Carlisle smiled and said, "Absolutely. It might have been the team of all-time. In fact, it would be interesting for that team to play the Mavericks."

Then it was on to the auditorium stage and a 9-foot Steinway & Sons Grand piano. Carlisle is a self-taught pianist, learning how to play the year he transferred from Maine to Virginia and had to sit out a year before being eligible to play for the Cavaliers. The man with some of the longest fingers you'll ever see is talented enough to sit in on occasion with close friend Bruce Hornsby and his band, which Carlisle did last month at show at the Biltmore in Asheville, N.C.

Anyway, Carlisle opened Wednesday's presentation for the students by quizzing them on the song played before sporting events. Then he played the National Anthem. He then asked for a volunteer to sing --what else? -- Queen's "We are the Champions." Although the song has become an anthem for sports champs, it was recorded in 1977 and the young lady who volunteered to sing on stage -- along with her middle school mates in their seats -- wasn't all that familiar with it. A sharp teacher quickly provided a cell phone with the lyrics to the chorus dailed up and soon the entire auditorium sprang to life with a spine-tingling rendition as Carlisle happily played along.

This is also how Carlisle closed his 30-minute presentation as well. Each assembly got a heavy dose of "We are the Champions" and a select group of students from loudest assembly will be awarded tickets to a Mavs game -- just as soon as the NBA lockout ends, of course.

Carlisle encouraged the students to learn how to play the piano or another instrument, to not be afraid to make mistakes and to enjoy the challenge of becoming good at whatever they choose to do. "Music is not only a creative outlet," he told them, "but it is very relaxing and it is something you can take with you for a lifetime."

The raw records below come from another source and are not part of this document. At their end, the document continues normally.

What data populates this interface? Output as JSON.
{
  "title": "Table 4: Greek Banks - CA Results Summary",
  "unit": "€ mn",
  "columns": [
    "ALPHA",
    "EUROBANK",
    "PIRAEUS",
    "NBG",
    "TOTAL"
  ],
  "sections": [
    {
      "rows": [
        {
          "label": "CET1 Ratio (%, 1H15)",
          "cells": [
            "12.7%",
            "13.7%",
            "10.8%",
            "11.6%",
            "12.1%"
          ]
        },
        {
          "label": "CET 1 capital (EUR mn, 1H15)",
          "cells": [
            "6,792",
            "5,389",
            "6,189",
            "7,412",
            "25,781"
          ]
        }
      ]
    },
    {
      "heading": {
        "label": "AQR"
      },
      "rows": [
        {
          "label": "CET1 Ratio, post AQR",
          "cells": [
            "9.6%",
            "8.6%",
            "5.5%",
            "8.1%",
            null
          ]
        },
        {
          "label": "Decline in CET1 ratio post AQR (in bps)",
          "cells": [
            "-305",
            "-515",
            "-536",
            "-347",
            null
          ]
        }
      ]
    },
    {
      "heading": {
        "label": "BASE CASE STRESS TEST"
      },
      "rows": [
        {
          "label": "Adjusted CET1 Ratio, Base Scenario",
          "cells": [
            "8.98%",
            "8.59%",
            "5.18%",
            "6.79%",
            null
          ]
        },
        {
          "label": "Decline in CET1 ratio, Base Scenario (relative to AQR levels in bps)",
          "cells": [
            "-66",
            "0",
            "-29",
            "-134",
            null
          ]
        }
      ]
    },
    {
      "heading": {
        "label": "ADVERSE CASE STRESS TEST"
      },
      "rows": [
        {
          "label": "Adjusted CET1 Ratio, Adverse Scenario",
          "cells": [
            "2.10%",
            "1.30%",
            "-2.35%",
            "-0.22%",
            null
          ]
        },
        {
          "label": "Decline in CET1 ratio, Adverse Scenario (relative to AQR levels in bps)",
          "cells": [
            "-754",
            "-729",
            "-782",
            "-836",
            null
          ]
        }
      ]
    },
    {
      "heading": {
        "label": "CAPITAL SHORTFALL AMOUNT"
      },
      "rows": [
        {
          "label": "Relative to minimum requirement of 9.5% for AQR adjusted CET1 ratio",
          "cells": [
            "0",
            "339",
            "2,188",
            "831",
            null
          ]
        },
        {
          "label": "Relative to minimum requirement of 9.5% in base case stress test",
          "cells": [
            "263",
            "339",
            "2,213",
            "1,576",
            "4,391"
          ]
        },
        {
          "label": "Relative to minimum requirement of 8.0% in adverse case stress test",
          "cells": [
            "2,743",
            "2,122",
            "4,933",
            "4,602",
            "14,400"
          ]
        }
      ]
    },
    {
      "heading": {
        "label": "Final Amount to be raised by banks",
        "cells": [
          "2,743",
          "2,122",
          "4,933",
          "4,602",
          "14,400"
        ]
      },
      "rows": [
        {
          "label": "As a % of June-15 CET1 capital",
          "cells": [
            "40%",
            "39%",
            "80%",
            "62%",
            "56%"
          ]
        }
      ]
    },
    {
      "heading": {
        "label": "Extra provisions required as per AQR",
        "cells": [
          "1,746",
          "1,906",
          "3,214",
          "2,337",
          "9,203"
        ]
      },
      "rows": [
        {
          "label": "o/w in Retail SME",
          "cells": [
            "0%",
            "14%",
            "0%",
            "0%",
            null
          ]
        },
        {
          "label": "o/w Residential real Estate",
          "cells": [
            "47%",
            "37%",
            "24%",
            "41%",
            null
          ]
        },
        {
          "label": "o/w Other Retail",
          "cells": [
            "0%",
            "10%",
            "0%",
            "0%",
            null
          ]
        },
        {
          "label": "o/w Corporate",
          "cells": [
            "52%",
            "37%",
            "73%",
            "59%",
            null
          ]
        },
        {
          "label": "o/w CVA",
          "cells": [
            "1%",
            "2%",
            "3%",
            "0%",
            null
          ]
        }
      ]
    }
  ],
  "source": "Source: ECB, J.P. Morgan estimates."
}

As for that other subject matter -- the lockout, Carlisle went silent. "Can't talk about it," he said. The start of the Mavs' training camp on Oct. 4 certainly appears in jeopardy not to mention the regular season that is supposed to start on Nov. 1 at home against the Chicago Bulls.

It will be a busy period when the lockout is lifted. The Mavs have six free agents, including Tyson Chandler, Caron Butler and J.J. Barea and Dallas hopes to re-sign them all.

Carlisle also opted not to discuss plans to fill the vacancy on his bench left when Dwane Casey accepted the head coaching job with the Toronto Raptors.

About all Carlisle would say regarding basketball is that he and his coaches are keeping regular office hours and are preparing as much as possible to defend their title. They'll also be busy the next few weeks with a series of fantasy camps.

"We're working. We're getting ready. Preparing," Carlisle said. "The one thing about this job and playing in this league is you have to be resourceful. We really haven't changed anything in terms of our approach. We're still studying things we did last year, things we can do better and we're just getting ready."